On the Local variables tab, use the Add variable button to declare variables that will be used within the limits of this correlation rule.

Actions tab

There can be only one trigger in the simple resource kind: On every event. It is activated every time the selector triggers.

Available parameters of the trigger:

• Output—if this check box is selected, the correlation event will be sent for post-processing: for enrichment, for a response, and to destinations.
• Loop—if this check box is selected, the correlation event will be processed by the current correlation rule resource. This allows hierarchical correlation.

  If both check boxes are selected, the correlation rule will be sent for post-processing first and then to the current correlation rule selectors.

• Do not create alert—if this check box is selected, an alert will not be created when this correlation rule is triggered.
• Active lists update settings group—used to assign the trigger for one or more operations with active lists. You can use the Add active list action and Delete active list action buttons to add or delete operations with active lists, respectively.

  Available settings:

  • Name (required)—this drop-down list is used to select the Active list resources.
  • Operation (required)—this drop-down list is used to select the operation that must be performed:
    • Get—get the Active list entry and write the values of the selected fields into the correlation event.
    • Set—write the values of the selected fields of the correlation event into the Active list by creating a new or updating an existing Active list entry. When the Active list entry is updated, the data is merged and only the specified fields are overwritten.
    • Delete—delete the Active list entry.
  • Key fields (required)—this is the list of event fields used to create the Active list entry. It is also used as the Active list entry key.

    The active list entry key depends on the available fields and does not depend on the order in which they are displayed in the KUMA web interface.

  • Mapping (required for Get and Set operations)—used to map Active list fields with events fields. More than one mapping rule can be set.
    • The left field is used to specify the Active list field.

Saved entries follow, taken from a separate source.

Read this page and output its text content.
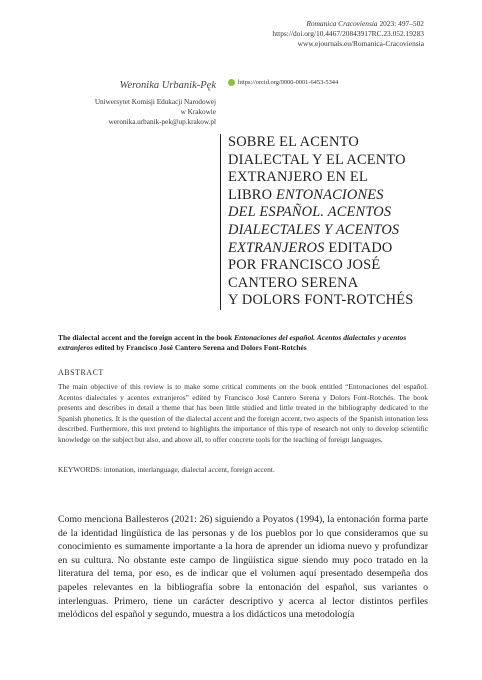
Romanica Cracoviensia 2023: 497–502
https://doi.org/10.4467/20843917RC.23.052.19283
www.ejournals.eu/Romanica-Cracoviensia
Weronika Urbanik-Pęk
Uniwersytet Komisji Edukacji Narodowej
w Krakowie
weronika.urbanik-pek@up.krakow.pl
https://orcid.org/0000-0001-6453-5344
SOBRE EL ACENTO
DIALECTAL Y EL ACENTO
EXTRANJERO EN EL
LIBRO ENTONACIONES
DEL ESPAÑOL. ACENTOS
DIALECTALES Y ACENTOS
EXTRANJEROS EDITADO
POR FRANCISCO JOSÉ
CANTERO SERENA
Y DOLORS FONT-ROTCHÉS
The dialectal accent and the foreign accent in the book Entonaciones del español. Acentos dialectales y acentos extranjeros edited by Francisco José Cantero Serena and Dolors Font-Rotchés
ABSTRACT
The main objective of this review is to make some critical comments on the book entitled “Entonaciones del español. Acentos dialectales y acentos extranjeros” edited by Francisco José Cantero Serena y Dolors Font-Rotchés. The book presents and describes in detail a theme that has been little studied and little treated in the bibliography dedicated to the Spanish phonetics. It is the question of the dialectal accent and the foreign accent, two aspects of the Spanish intonation less described. Furthermore, this text pretend to highlights the importance of this type of research not only to develop scientific knowledge on the subject but also, and above all, to offer concrete tools for the teaching of foreign languages.
KEYWORDS: intonation, interlanguage, dialectal accent, foreign accent.
Como menciona Ballesteros (2021: 26) siguiendo a Poyatos (1994), la entonación forma parte de la identidad lingüística de las personas y de los pueblos por lo que consideramos que su conocimiento es sumamente importante a la hora de aprender un idioma nuevo y profundizar en su cultura. No obstante este campo de lingüística sigue siendo muy poco tratado en la literatura del tema, por eso, es de indicar que el volumen aquí presentado desempeña dos papeles relevantes en la bibliografía sobre la entonación del español, sus variantes o interlenguas. Primero, tiene un carácter descriptivo y acerca al lector distintos perfiles melódicos del español y segundo, muestra a los didácticos una metodología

      The field must not contain special characters or numbers only.

    • The middle drop-down list is used to select event fields.
    • The right field can be used to assign a constant to the Active list field is the Set operation was selected.
• Enrichment settings block—you can update the field values of correlation events by using enrichment rules similar to enrichment rule resources. These enrichment rules are stored in the Correlation rule resource where they were created. It is possible to have more than one enrichment rule. Enrichment rules can be added or deleted by using the Add enrichment or Remove enrichment buttons, respectively.
  • Source kind—you can select the type of enrichment in this drop-down list. Depending on the selected type, you may see advanced settings that will also need to be completed.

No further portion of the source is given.